Retired Mathematician Develops a Family Tree of the Scholars in His Field
By SARAH CARR
When Harry B. Coonce tried to trace his mathematical roots -- to discover the identity of his academic advisor's advisor -- he hit a wall. Mr. Coonce, a retired mathematics professor, found that no one at his graduate program had the information.
His frustration led him to create a resource to help mathematicians track their intellectual lineage. The result is the Genealogy Project for Mathematicians, a Web site that lists
the advisors of thousands of mathematicians. Mr. Coonce has been assisted in the effort by other math professors, as well as students, who maintain the World-Wide Web site.
Already, many professors and students of math have learned the identities of their so-called siblings, aunts and uncles, or cousins.
He hopes that the data base, which already contains more than 27,000 names, will eventually identify everyone who has earned a research degree in mathematics during the 20th century. Already, many professors and students of math have learned the identities of their so-called siblings (other students who studied under their graduate advisors), aunts and uncles (siblings of their advisors), or cousins (students who studied under their aunts and uncles).
When he began the project a few years ago, Mr. Coonce gathered names informally, asking friends and professors whom he had met at various conferences. But more recently, he sent out a request for rosters from all universities that grant math Ph.D.'s. He also publicized his project at the International Congress of Mathematicians in Berlin last October.

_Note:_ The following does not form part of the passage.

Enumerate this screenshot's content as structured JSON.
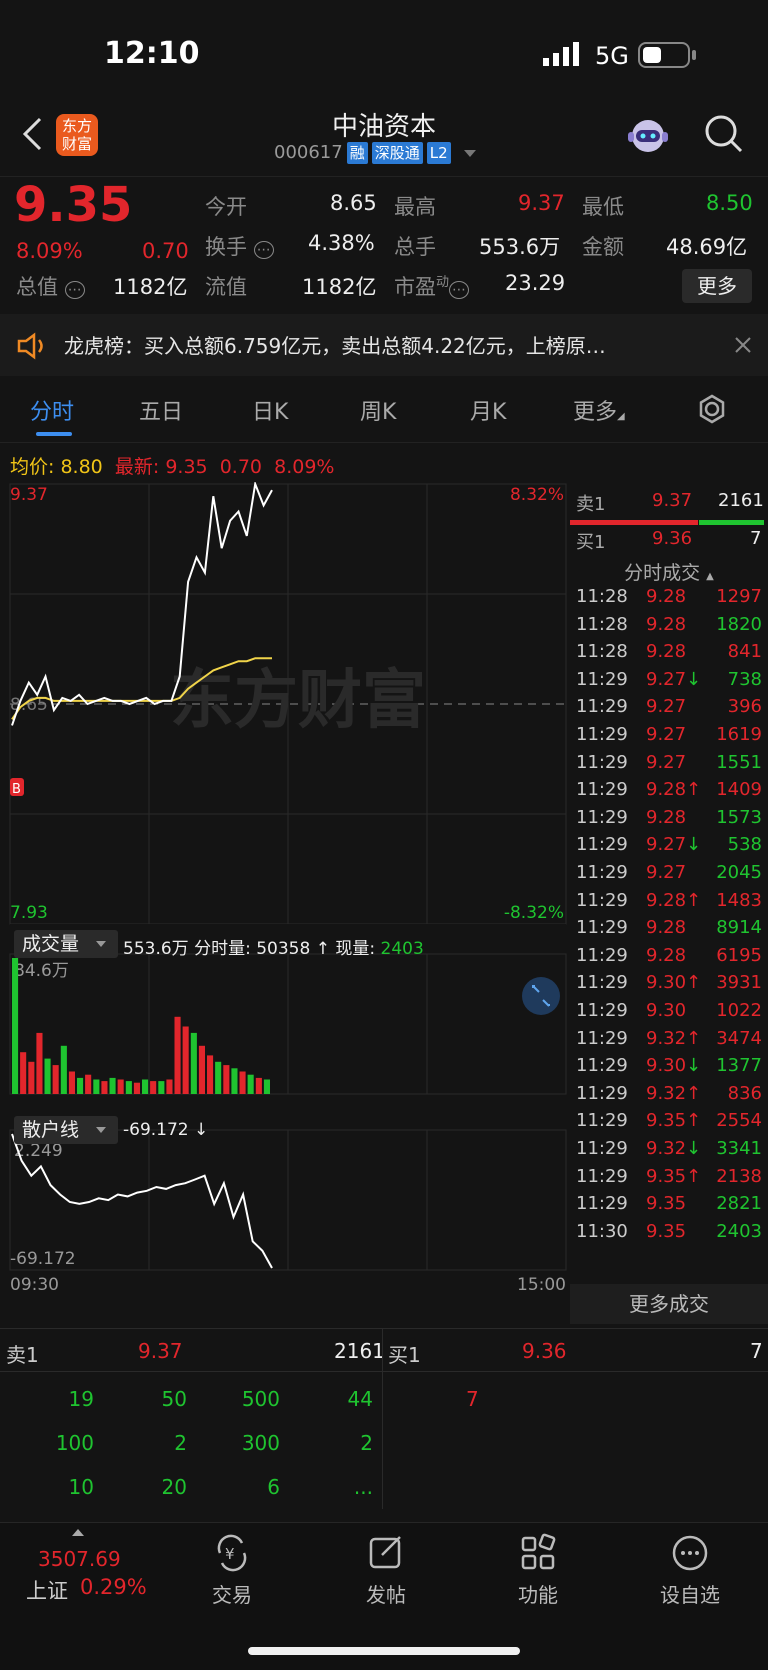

"I keep moving my estimates up, but I now think 70,000 or 80,000 names will be needed before we are approaching completeness, although I am not so naive as to think we will ever get them all," he says.
Mr. Coonce had little experience with the Web before undertaking the genealogy project, but he is now convinced that the information can be presented adequately only through the electronic medium.

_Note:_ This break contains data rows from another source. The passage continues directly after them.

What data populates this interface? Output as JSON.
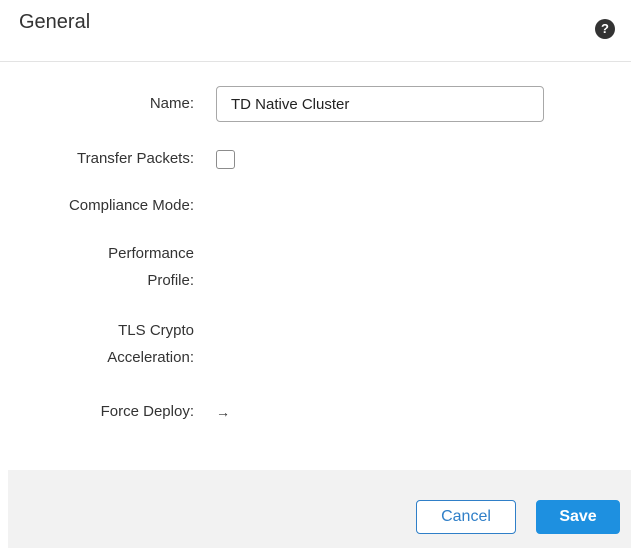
{
  "header": {
    "title": "General",
    "help_icon": "?"
  },
  "form": {
    "name_label": "Name:",
    "name_value": "TD Native Cluster",
    "transfer_packets_label": "Transfer Packets:",
    "transfer_packets_checked": false,
    "compliance_mode_label": "Compliance Mode:",
    "performance_profile_label_line1": "Performance",
    "performance_profile_label_line2": "Profile:",
    "tls_crypto_label_line1": "TLS Crypto",
    "tls_crypto_label_line2": "Acceleration:",
    "force_deploy_label": "Force Deploy:",
    "force_deploy_icon": "→"
  },
  "footer": {
    "cancel_label": "Cancel",
    "save_label": "Save"
  },
  "colors": {
    "accent": "#1e90e0",
    "cancel_border": "#2f7fc8",
    "footer_bg": "#f2f2f2"
  }
}
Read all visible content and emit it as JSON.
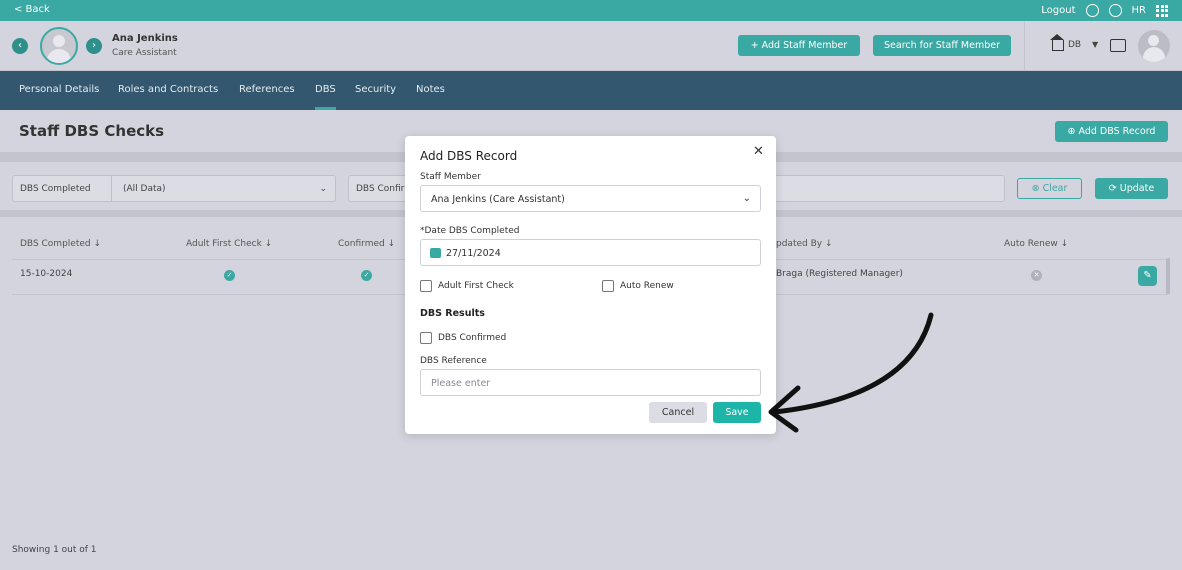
{
  "topbar": {
    "back": "< Back",
    "logout": "Logout",
    "hr": "HR"
  },
  "header": {
    "name": "Ana Jenkins",
    "role": "Care Assistant",
    "add_staff": "Add Staff Member",
    "search_staff": "Search for Staff Member",
    "db": "DB"
  },
  "tabs": [
    "Personal Details",
    "Roles and Contracts",
    "References",
    "DBS",
    "Security",
    "Notes"
  ],
  "page": {
    "title": "Staff DBS Checks",
    "add_record": "Add DBS Record"
  },
  "filters": {
    "dbs_completed_label": "DBS Completed",
    "dbs_completed_value": "(All Data)",
    "dbs_confirmed_label": "DBS Confirm",
    "clear": "Clear",
    "update": "Update"
  },
  "table": {
    "headers": [
      "DBS Completed",
      "Adult First Check",
      "Confirmed",
      "pdated By",
      "Auto Renew"
    ],
    "row": {
      "date": "15-10-2024",
      "updated_by": "Braga (Registered Manager)"
    }
  },
  "footer": {
    "showing": "Showing 1 out of 1"
  },
  "modal": {
    "title": "Add DBS Record",
    "staff_label": "Staff Member",
    "staff_value": "Ana Jenkins (Care Assistant)",
    "date_label": "*Date DBS Completed",
    "date_value": "27/11/2024",
    "adult_first_check": "Adult First Check",
    "auto_renew": "Auto Renew",
    "results_title": "DBS Results",
    "dbs_confirmed": "DBS Confirmed",
    "reference_label": "DBS Reference",
    "reference_placeholder": "Please enter",
    "cancel": "Cancel",
    "save": "Save"
  },
  "colors": {
    "accent": "#3aa9a3",
    "nav": "#33576e",
    "overlay": "#d4d4de"
  }
}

"Some people tell me that I have a very interesting Web site, and ask how I am going to publish it. I tell them that it already is published," he says. "The project is not at all suitable to paper and ink. It makes no sense to look up a particular name on paper and then go see page 37 for the next one, for instance."
The Web site has its share of gimmicks -- in part to interest visitors in the history of mathematics. The adoption of the "sibling," "parent," "grandparent" terminology is one example. Visitors who have math Ph.D.'s can also order T-shirts tracing their own personal genealogy (or as much as is known). A new "most wanted" list includes the names of a group of prominent mathematicians whose advisors are all unknown.
For Mr. Coonce, the goal is to compile information about all the mathematicians on the planet. A notice on the home page states that the project is "permanently under construction."
"We'll take data in any form," he says. "We'll take it through snail mail, on typed copy, or even handwritten copy."